The findings of today's latest Irish Times/Ipsos MRBI opinion poll will come as welcome reassurance to those who wish to see a change in Ireland's restrictive abortion laws. However, they should take nothing for granted. There are five weeks from today until polling day in the referendum. It will be an intense and hard-fought campaign.
Today’s findings, however, suggest that the repeal campaign is in the driving seat. Just under half - 47 per cent - of all voters now say they will vote in favour of removing the constitutional ban on abortion, while 28 per cent say they will vote against the measure. A fifth of voters (20 per cent) say they are undecided, while four per cent refused to answer or say they will not vote. Once the undecided and the likely non-voters are excluded, the extent of the repealers’ lead is clear: 63 per cent to 37 per cent.
Although the numbers of voters who say they will support repeal has declined since our last poll in January, some tightening of the contest was probably inevitable. Significantly, there has been no growth in the numbers who are committed to voting against the repeal of the Eighth Amendment.
The poll again attests that it is the settled will of the Irish people that our laws on abortion should be changed to allow for abortions in Ireland. The remaining question is whether voters believe that this is the proposal, and the model, they want to follow. Campaigners in favour of repeal will stress that without a Yes vote in May, no changes are possible.
As today’s poll demonstrates, while the bulk of repeal support is strongly committed, there are also those who nurse doubts and concerns about the Government’s proposals for what would follow deletion of the Eighth Amendment, especially the plans to introduce abortion on request up to 12 weeks in pregnancy. These voters are best approached not by hectoring or preaching, but by acknowledgement and understanding. If this is an obvious political lesson, there are those on both sides who seem unwilling to learn it.

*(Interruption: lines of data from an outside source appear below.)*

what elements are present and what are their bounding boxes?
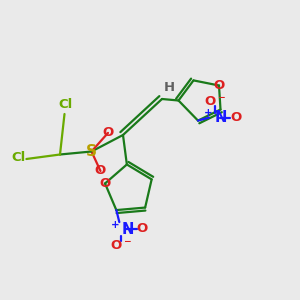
Text: O$\mathregular{{}^-}$: O$\mathregular{{}^-}$ [203, 94, 226, 108]
Text: O: O [230, 111, 241, 124]
Text: Cl: Cl [59, 98, 73, 111]
Text: S: S [86, 144, 97, 159]
Text: O: O [213, 79, 225, 92]
Text: $\mathregular{{}^+}$N: $\mathregular{{}^+}$N [201, 109, 228, 126]
Text: O: O [102, 126, 114, 140]
Text: O: O [137, 223, 148, 236]
Text: O$\mathregular{{}^-}$: O$\mathregular{{}^-}$ [110, 239, 132, 252]
Text: $\mathregular{{}^+}$N: $\mathregular{{}^+}$N [108, 220, 134, 238]
Text: Cl: Cl [11, 151, 25, 164]
Text: H: H [164, 81, 175, 94]
Text: O: O [99, 177, 111, 190]
Text: O: O [95, 164, 106, 178]
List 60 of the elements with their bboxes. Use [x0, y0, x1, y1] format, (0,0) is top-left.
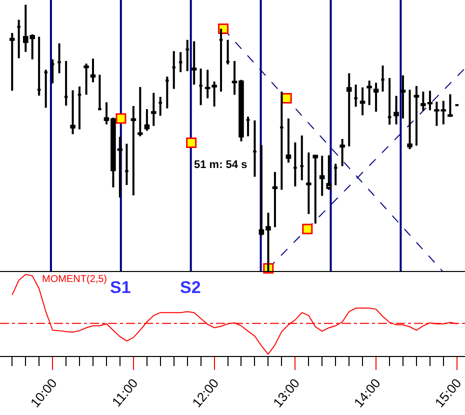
candlestick: [414, 84, 420, 147]
candlestick: [400, 74, 406, 120]
candlestick: [144, 108, 150, 132]
point: [116, 113, 126, 124]
candlestick: [292, 141, 298, 188]
candlestick: [50, 58, 56, 84]
candlestick: [272, 170, 278, 228]
series-label: MOMENT(2,5): [42, 274, 107, 285]
candlestick: [225, 38, 230, 66]
candlestick: [171, 50, 177, 90]
candlestick: [158, 96, 164, 117]
candlestick: [84, 62, 89, 96]
point: [186, 137, 197, 148]
candlestick: [394, 94, 399, 126]
candlestick: [279, 90, 284, 191]
candlestick: [332, 162, 338, 186]
candlestick: [340, 138, 345, 168]
candlestick: [56, 42, 62, 74]
candlestick: [151, 92, 156, 127]
candlestick: [16, 18, 22, 60]
candlestick: [218, 28, 224, 93]
candlestick: [43, 68, 48, 109]
candlestick: [138, 86, 143, 138]
candlestick: [319, 154, 325, 197]
ref-line-label: S2: [180, 278, 201, 297]
candlestick: [245, 116, 251, 138]
candlestick: [90, 58, 96, 84]
candlestick: [124, 142, 130, 186]
candlestick: [198, 68, 204, 106]
candlestick: [373, 82, 379, 113]
candlestick: [36, 36, 42, 97]
candlestick: [386, 77, 392, 126]
candlestick: [9, 32, 15, 92]
candlestick: [353, 84, 358, 108]
candlestick: [326, 154, 332, 191]
candlestick: [407, 88, 412, 150]
candlestick: [184, 38, 190, 72]
candlestick: [70, 89, 76, 136]
candlestick: [76, 86, 82, 130]
candlestick: [252, 119, 258, 178]
candlestick: [346, 72, 352, 148]
candlestick: [312, 154, 318, 225]
candlestick: [63, 60, 69, 107]
candlestick: [299, 134, 305, 182]
candlestick: [366, 80, 372, 106]
candlestick: [97, 74, 102, 112]
candlestick: [178, 51, 184, 74]
point: [281, 92, 292, 104]
candlestick: [191, 40, 197, 86]
candlestick: [306, 152, 312, 216]
candlestick: [448, 93, 453, 118]
point: [302, 224, 313, 234]
candlestick: [380, 64, 386, 93]
candlestick: [286, 117, 292, 164]
candlestick: [360, 86, 366, 116]
candlestick: [164, 76, 170, 110]
candlestick: [454, 103, 460, 107]
annotation: 51 m: 54 s: [194, 159, 248, 171]
candlestick: [130, 104, 136, 196]
ref-line-label: S1: [110, 278, 131, 297]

Repealers can expect a strong challenge in the remaining five weeks from anti-abortion campaigners, who have foreseen, and prepared for, this campaign for many years. They know that the tide in Irish society is towards a more liberal stance on abortion, but they will seek to portray the Government’s proposals as a step too far.
A successful campaign for the repeal movement will take not just commitment to stay the course for the next five weeks, but discipline and realism. The prize for those who favour reform is visible, past many obstacles, in the mid-distance. The campaign is there to be won, or lost.